5. Madman Across The Water (with Mick Ronson)

This song would end up as the title track for John's fourth studio album but the version I like best is the one he recorded a year earlier during the Tumbleweed Connection sessions. One of the records John had liked best was Michael Chapman's Fully Qualified Survivor, a record with string arrangements by Paul Buckmaster and the incredible sound of
Mick Ronson's Les Paul, even before his union with David Bowie. Impressed by the guitarist John called him into the studio and together they recorded this wonderful song to which Ronno gave all the flavour of his guitar. Maybe even too much, as some people close to John told him that the guitarist's work overshadowed him, so, in the end, this version was not released and Elton John ended up re-recording it, with a string arrangement by Buckmaster, in 1971. I still think the superior version is Ronson's (which would finally see the light of day in 1992), but both are among the best John ever recorded.
  

   

4. Goodbye Yellow Brick Road

The title track of Elton John's most famous album contains one of his best choruses, as well as being one of the most brilliant of his career, but its lyrics are much closer to Taupin than to John. The lyricist was beginning to tire of the "sex, drugs and rock & roll" life and was considering taking a step back. Using the first film he could remember, The Wizard of Oz, he decided to use its theme as inspiration and leave the yellow brick road (life on the road) behind and return to the farm.
  

   

3. Tiny Dancer

The opening track of Madman Across the Water was never released as a single despite being one of the best songs of his career.

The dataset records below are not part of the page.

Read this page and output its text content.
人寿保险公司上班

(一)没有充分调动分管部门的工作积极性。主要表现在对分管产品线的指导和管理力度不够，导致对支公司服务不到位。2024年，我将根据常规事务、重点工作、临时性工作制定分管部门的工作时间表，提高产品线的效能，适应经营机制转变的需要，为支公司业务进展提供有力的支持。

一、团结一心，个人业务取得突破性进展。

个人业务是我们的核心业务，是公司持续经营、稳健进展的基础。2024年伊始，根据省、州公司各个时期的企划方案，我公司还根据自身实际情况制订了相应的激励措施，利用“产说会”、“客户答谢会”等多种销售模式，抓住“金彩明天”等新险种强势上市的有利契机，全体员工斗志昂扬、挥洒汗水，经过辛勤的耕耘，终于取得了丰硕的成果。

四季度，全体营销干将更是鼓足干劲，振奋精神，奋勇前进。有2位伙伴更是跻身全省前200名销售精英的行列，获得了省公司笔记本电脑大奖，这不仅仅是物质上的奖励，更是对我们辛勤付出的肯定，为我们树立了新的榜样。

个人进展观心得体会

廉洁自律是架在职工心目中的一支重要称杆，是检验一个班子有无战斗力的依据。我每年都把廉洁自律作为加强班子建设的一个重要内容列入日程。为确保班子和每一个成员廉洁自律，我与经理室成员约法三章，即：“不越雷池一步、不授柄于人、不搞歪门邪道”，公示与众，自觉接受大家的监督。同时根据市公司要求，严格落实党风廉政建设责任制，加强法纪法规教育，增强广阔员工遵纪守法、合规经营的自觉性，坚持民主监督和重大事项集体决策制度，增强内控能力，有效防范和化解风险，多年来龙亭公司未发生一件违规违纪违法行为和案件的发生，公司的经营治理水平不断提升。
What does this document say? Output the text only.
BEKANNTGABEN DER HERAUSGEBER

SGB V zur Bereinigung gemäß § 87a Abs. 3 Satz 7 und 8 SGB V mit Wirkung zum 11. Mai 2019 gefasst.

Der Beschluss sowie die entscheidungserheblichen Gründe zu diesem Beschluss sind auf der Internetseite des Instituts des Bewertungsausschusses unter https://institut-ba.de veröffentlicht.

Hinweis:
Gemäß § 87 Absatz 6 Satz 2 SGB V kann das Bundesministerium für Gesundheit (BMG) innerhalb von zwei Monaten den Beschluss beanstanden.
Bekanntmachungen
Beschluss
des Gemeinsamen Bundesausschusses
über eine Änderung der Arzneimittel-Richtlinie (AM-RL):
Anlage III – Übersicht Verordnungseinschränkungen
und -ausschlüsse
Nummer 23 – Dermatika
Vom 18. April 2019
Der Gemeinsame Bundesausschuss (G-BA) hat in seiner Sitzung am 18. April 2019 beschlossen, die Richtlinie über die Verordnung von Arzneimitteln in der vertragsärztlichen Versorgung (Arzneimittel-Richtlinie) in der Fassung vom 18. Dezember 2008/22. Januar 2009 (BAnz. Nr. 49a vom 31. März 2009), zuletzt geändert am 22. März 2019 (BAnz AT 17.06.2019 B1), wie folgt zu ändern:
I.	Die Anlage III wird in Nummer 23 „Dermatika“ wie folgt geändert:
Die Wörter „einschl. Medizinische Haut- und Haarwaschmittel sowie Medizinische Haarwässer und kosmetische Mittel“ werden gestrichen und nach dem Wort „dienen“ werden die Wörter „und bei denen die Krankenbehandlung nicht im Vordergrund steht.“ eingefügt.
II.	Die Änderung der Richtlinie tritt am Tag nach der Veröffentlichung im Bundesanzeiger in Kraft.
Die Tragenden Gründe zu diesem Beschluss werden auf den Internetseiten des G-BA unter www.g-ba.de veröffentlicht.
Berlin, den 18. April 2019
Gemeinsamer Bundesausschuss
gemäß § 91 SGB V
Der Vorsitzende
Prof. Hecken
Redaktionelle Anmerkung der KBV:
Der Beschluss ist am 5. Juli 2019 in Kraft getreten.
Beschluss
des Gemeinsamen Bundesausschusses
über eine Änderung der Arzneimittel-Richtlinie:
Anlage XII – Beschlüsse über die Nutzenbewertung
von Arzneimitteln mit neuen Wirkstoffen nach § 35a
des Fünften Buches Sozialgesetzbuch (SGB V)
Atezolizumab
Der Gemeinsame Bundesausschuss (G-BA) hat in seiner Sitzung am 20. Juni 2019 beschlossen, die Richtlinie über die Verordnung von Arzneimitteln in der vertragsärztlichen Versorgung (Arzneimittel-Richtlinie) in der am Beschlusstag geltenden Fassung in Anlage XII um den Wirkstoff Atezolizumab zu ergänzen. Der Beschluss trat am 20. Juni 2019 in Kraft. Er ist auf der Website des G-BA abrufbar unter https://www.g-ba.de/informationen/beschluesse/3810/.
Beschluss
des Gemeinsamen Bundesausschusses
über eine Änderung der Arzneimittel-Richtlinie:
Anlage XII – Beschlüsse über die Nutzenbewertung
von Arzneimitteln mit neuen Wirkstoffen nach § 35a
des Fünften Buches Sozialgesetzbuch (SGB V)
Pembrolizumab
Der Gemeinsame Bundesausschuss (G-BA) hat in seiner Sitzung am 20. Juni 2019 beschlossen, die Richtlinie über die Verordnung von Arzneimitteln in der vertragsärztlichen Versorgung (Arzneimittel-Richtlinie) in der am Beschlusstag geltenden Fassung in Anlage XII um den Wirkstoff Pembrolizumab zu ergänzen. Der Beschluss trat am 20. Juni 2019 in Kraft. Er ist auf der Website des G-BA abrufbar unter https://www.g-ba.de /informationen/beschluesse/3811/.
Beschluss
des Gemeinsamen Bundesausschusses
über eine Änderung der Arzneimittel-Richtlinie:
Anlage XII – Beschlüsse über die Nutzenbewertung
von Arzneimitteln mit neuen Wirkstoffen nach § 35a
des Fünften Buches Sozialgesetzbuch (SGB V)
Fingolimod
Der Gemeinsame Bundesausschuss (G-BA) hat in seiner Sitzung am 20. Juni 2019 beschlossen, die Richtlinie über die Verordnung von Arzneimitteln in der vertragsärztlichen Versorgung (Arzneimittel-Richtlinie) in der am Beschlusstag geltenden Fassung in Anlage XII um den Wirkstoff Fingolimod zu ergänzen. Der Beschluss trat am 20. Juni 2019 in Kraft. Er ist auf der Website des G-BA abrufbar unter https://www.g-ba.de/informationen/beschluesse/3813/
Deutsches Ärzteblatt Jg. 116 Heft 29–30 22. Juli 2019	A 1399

However, since its iconic inclusion in Cameron Crowe's Almost Famous its status has only grown, and for many fans it is the song that best defines John. The track opened with just his piano and voice, describing a girl who was none other than Maxine Feibelman, who was to become Taupin's wife. Gradually he is joined by instruments, first BJ Cole's pedal steel, then Roger Pope's drums and David Glover's bass, plus Johnstone's acoustic, a chorus of vocals and the wonderful string arrangement by the pivotal Buckmaster that gives it the final push.
  

   

2. Rocket Man

If Bennie And The Jets was John’s Ziggy Stardust then this song, the title track of his hit 'biopic', was his Space Oddity, the story of another astronaut like Major Tom that features what may be the most glorious chorus of his entire career. It was also the lead single from what is my favourite album of his whole career, Honky Château, released in 1972.
  

   

1. Your Song

The songwriting pairing of Elton John and Bernie Taupin is extremely curious, and not because it's unusual to have one guy writing the lyrics and another writing the music, but because the order is usually the reverse - that is, usually first the musician comes up with some chords and a melody and then the lyricist writes some words to go with them. In the case of John and Taupin this is not the case, it is the lyricist who writes the words and John who brings them to life with his music. There is no more perfect example of this than their first successful collaboration, the song that gave them a career. Read aloud Taupin's words in Your Song and they may sound utterly cheesy but when you couple them with John's melody and add the strength of his vocal performance they seem like the loveliest thing ever.